Several blocks from where I served in AmeriCorps stands the Landmark for Peace, a memorial sculpture at Dr. Martin Luther King Jr. Park. The memorial sculpture was built in the park where Robert Kennedy announced Dr. Martin Luther King Jr’s death to people gathered in Indianapolis that night. He had planned to deliver a campaign stump speech calling for economic justice, but that changed upon learning of King’s assassination. Robert F. Kennedy’s speech in Indianapolis. (To read those words today, knowing he would be assassinated several months later, is particularly chilling.) He spoke of the need for racial understanding and peace. He pleaded that violence not be the response to the tragedy of King’s death. Riots had erupted in several cities. Indianapolis remained peaceful.

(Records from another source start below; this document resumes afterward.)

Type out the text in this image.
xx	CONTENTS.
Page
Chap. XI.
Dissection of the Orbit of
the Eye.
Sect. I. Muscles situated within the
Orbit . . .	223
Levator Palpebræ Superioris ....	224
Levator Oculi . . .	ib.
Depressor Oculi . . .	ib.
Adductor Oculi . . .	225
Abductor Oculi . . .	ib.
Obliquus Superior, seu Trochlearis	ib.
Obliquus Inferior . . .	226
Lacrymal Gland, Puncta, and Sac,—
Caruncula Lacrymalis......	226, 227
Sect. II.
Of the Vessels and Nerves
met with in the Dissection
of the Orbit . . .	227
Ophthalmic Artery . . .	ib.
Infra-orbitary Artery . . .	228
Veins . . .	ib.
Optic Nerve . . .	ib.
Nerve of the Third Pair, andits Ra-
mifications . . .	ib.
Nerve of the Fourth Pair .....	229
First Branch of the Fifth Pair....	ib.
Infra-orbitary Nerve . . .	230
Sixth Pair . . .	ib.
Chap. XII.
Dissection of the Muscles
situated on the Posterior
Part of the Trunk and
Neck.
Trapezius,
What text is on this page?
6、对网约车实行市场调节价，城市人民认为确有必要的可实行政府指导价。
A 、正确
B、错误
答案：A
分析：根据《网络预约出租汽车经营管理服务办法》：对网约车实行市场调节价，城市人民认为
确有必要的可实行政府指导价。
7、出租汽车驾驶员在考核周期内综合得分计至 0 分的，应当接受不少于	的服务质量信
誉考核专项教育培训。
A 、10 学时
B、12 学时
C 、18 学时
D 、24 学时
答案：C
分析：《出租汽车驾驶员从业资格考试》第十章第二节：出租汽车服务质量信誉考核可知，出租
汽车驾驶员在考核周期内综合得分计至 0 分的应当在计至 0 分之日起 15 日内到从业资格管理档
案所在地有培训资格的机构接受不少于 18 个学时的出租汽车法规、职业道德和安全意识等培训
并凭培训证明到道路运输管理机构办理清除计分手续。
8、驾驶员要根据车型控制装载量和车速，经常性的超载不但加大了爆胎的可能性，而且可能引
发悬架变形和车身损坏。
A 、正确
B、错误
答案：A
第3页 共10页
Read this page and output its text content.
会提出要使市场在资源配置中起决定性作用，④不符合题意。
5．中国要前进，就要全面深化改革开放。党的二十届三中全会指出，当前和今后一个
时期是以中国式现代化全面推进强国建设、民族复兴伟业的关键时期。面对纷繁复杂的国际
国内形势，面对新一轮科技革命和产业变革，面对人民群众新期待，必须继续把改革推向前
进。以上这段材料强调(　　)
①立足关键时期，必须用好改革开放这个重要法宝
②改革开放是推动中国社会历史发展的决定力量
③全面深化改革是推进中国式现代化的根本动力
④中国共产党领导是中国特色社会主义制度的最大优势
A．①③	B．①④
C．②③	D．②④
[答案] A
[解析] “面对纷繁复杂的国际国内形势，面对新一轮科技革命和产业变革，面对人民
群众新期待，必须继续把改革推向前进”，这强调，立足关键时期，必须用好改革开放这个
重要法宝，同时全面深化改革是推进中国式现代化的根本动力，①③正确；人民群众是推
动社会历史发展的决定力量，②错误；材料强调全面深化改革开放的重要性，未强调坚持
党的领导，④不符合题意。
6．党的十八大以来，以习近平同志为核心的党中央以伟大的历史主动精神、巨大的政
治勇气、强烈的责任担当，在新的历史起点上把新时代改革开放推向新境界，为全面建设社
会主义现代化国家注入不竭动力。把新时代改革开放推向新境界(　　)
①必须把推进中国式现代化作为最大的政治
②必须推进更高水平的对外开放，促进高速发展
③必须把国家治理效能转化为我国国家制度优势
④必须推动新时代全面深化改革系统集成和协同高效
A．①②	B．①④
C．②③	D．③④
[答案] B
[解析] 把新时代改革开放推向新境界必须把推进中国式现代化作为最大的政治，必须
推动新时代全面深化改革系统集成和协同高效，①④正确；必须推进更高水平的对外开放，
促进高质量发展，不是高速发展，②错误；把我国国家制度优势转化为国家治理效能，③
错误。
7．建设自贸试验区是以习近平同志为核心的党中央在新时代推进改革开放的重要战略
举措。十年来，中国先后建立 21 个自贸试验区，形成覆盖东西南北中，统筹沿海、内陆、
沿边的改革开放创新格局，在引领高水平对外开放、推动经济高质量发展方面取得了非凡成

Kennedy invoked the words of Aeschylus toward the middle of his speech. He then went on to state:
What we need in the United States is not division; what we need in the United States is not hatred; what we need in the United States is not violence and lawlessness, but is love, and wisdom, and compassion toward one another, and a feeling of justice toward those who still suffer within our country, whether they be white or whether they be black.
Those words are particularly important at this moment. There is an urgency and a need for action. People are dying. As we debate gun violence, consider the ethics of torture, and allow racism, bigotry, and misogyny to flow from our mouths and guide our actions, we must ask where is love? When will enough pain have dropped on our heart to end injustice? When will our world choose justice and love? We have a choice. We have a choice. We have a choice.
This is a time to reflect upon the state of peace in our world. It is a time to commit to building a world closer to the beloved community envisioned by King. It is time to stop killing each other. I believe that love conquers hate. I believe our homes, communities, countries, and world must embrace something different. We must turn to love. Right now.